Randomized use of anti-GD2 antibody dinutuximab beta (DB) long-term infusion with and without subcutaneous interleukin-2 (scIL-2) in high-risk neuroblastoma patients with relapsed and refractory disease: Results from the SIOPEN LTI-trial.

10014 Background: We determined the role of scIL-2 combined with long term infusion (LTI) of DB in patients (pts) with high-risk relapsed/refractory neuroblastoma. Methods: 160 pts were enrolled into an open label SIOPEN Phase II clinical trial (EudraCT 2009-018077-31). Pts were randomly assigned to receive up to 5 cycles of 100 mg/m 2 DB-LTI (d8-17) and 160 mg/m 2 oral isotretinoin (d19-32) (81 pts) with and without 6x10 6 IU/m 2 scIL-2 (d1-5; 8-12) (79 pts). Endpoints were toxicity, response rates and 2yrs-event free and -overall survival. Results: Between 07/2014 and 07/2017, 160 pts from 11 countries were randomised. Median follow-up is 2.6 years. Pts were well balanced between arms according to stage, age, MYCN amplification, patients with relapse and remission status. The 2yrs-EFS and -OS for DB (81 pts) vs. DB combined with scIL-2 (79 pts) was 59%±6% vs 65%±6% (p = 0.721) and 79%±5% vs 84%±4% (p = 0.904). In 97 pts with evaluable disease, a response rate of 49% (9% CR, 40% PR) vs 52% (26% CR, 26% PR) after treatment with DB vs DB and scIL-2 was observed. Grade 3&4 fever (16% vs 46%, P = 0.000), allergic reaction (1% vs 14%, P = 0.004), hematological toxicity (46% vs 66%, P = 0.013) and neurotoxicity (0% vs 8%, p = 0.003) were significantly worse in the combination arm, but no difference was seen for capillary leak, gastrointestinal, liver enzyme elevation and pain. Paraplegia possibly related to the treatment was observed in 2 pts in the combination arm, none in the arm without scIL-2, and one resolved to baseline. A subgroup of 34 pts who had a relapse and measurable disease at treatment start, showed a 2yrs-EFS and -OS in DB (17 pts) vs DB combined with scIL-2 (17 pts) of 35%±12% vs 69%±12% (p = 0.116) and 59%±12% vs 81%±10% (p = 0.167). However, this trend was statistically not significant.
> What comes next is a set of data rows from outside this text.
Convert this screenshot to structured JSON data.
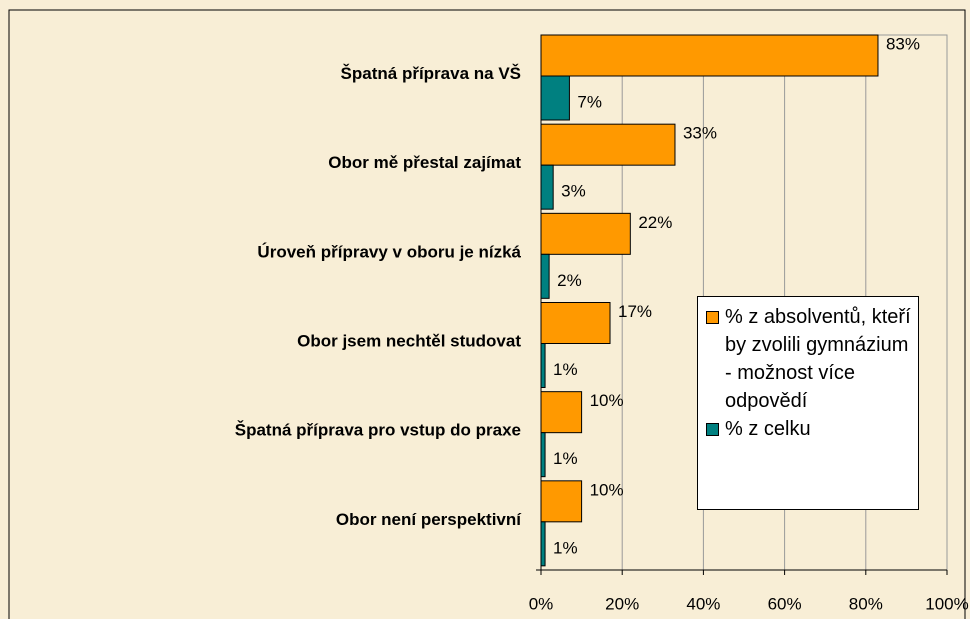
{
  "chart_data": {
    "type": "bar",
    "orientation": "horizontal",
    "categories": [
      "Špatná příprava na VŠ",
      "Obor mě přestal zajímat",
      "Úroveň přípravy v oboru je nízká",
      "Obor jsem  nechtěl studovat",
      "Špatná příprava pro vstup do praxe",
      "Obor není perspektivní"
    ],
    "series": [
      {
        "name": "% z absolventů, kteří by zvolili gymnázium - možnost více odpovědí",
        "color": "#ff9900",
        "values": [
          83,
          33,
          22,
          17,
          10,
          10
        ],
        "value_labels": [
          "83%",
          "33%",
          "22%",
          "17%",
          "10%",
          "10%"
        ]
      },
      {
        "name": "% z celku",
        "color": "#008080",
        "values": [
          7,
          3,
          2,
          1,
          1,
          1
        ],
        "value_labels": [
          "7%",
          "3%",
          "2%",
          "1%",
          "1%",
          "1%"
        ]
      }
    ],
    "xlim": [
      0,
      100
    ],
    "xticks": [
      {
        "value": 0,
        "label": "0%"
      },
      {
        "value": 20,
        "label": "20%"
      },
      {
        "value": 40,
        "label": "40%"
      },
      {
        "value": 60,
        "label": "60%"
      },
      {
        "value": 80,
        "label": "80%"
      },
      {
        "value": 100,
        "label": "100%"
      }
    ],
    "grid": true,
    "legend": "right"
  }
}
Pharmacokinetic and HACA response between both arms was not different with overlapping antibody concentration-time curves and a HACA response of 15/81 (19%) (DB) vs 16/79 (20%) (DB and scIL-2). Conclusions: No significant difference in efficacy of DB combined with scIL-2 and increased toxicity in this arm suggests that this schedule of scIL-2 is of no additional benefit. Clinical trial information: 2009-018077-31.